Menjerat Koruptor dari Putusan MK
Marwan Mas  ;   Guru Besar Ilmu Hukum Universitas 45, Makassar
KOMPAS,  12 November 2013
  

APARAT penyidik semestinya menindaklanjuti fakta hukum yang terungkap dalam putusan Mahkamah Konstitusi terkait dengan sengketa hasil pemilihan kepala daerah.
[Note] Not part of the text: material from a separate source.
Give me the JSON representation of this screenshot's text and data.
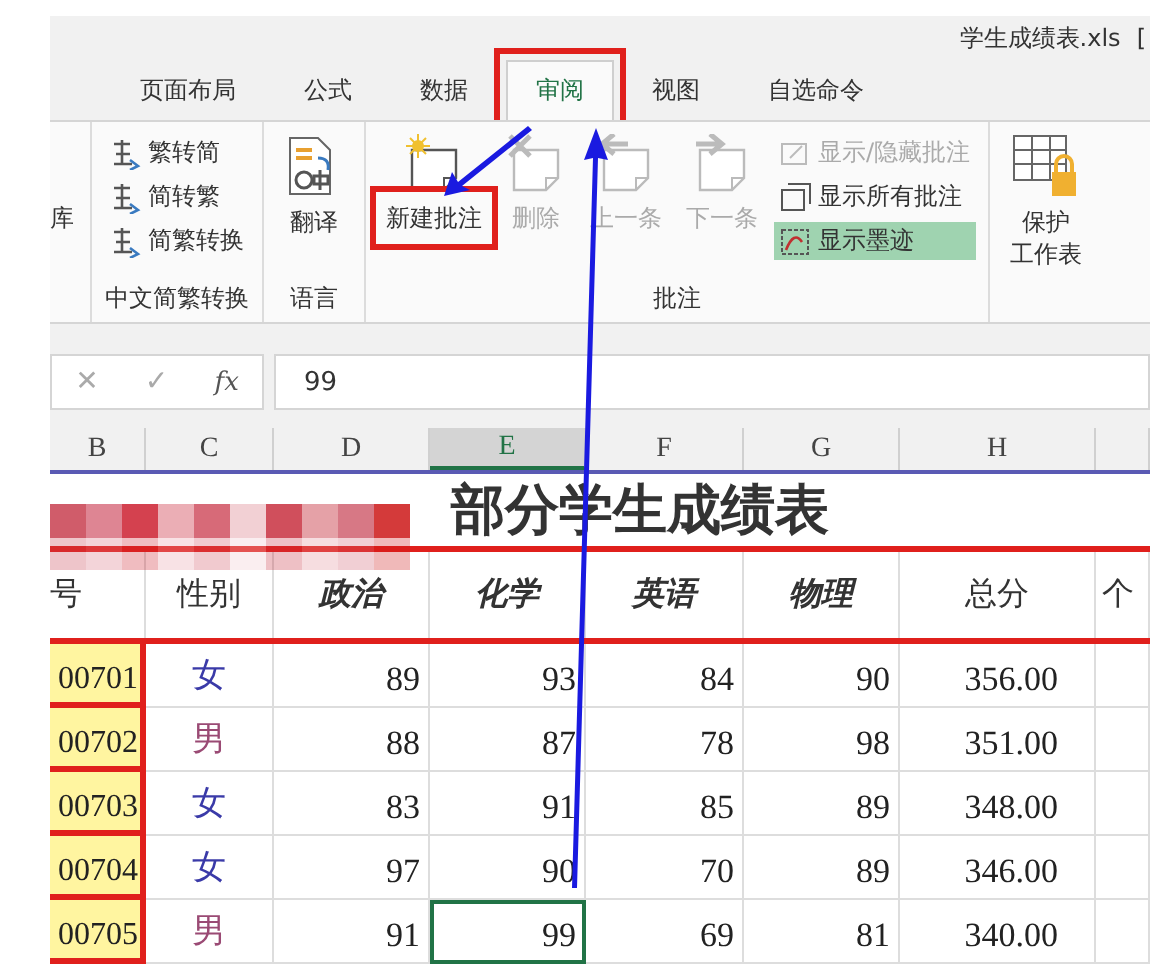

Putusan MK yang menyatakan terjadi pelanggaran terhadap penggunaan Anggaran Pendapatan dan Belanja Daerah untuk membiayai kampanye pilkada bisa jadi pintu masuk membongkar korupsi. Fakta peradilan, termasuk alat bukti (surat) dan putusan MK, berkekuatan hukum final dan mengikat sehingga penyidik tinggal cari alat bukti lain.

Memang putusan MK ada pada ranah konstitusi, tetapi tak berhenti setelah hakim mengetuk palu. Putusan MK perlu dieksekusi lembaga lain, seperti Komisi Pemilihan Umum daerah untuk perkara pilkada dan penyidik untuk kasus pidananya. Di sinilah kelemahan penegak hukum, putusan MK seakan tidak berlaku bagi penyidik KPK, kepolisian, dan kejaksaan untuk melakukan langkah hukum.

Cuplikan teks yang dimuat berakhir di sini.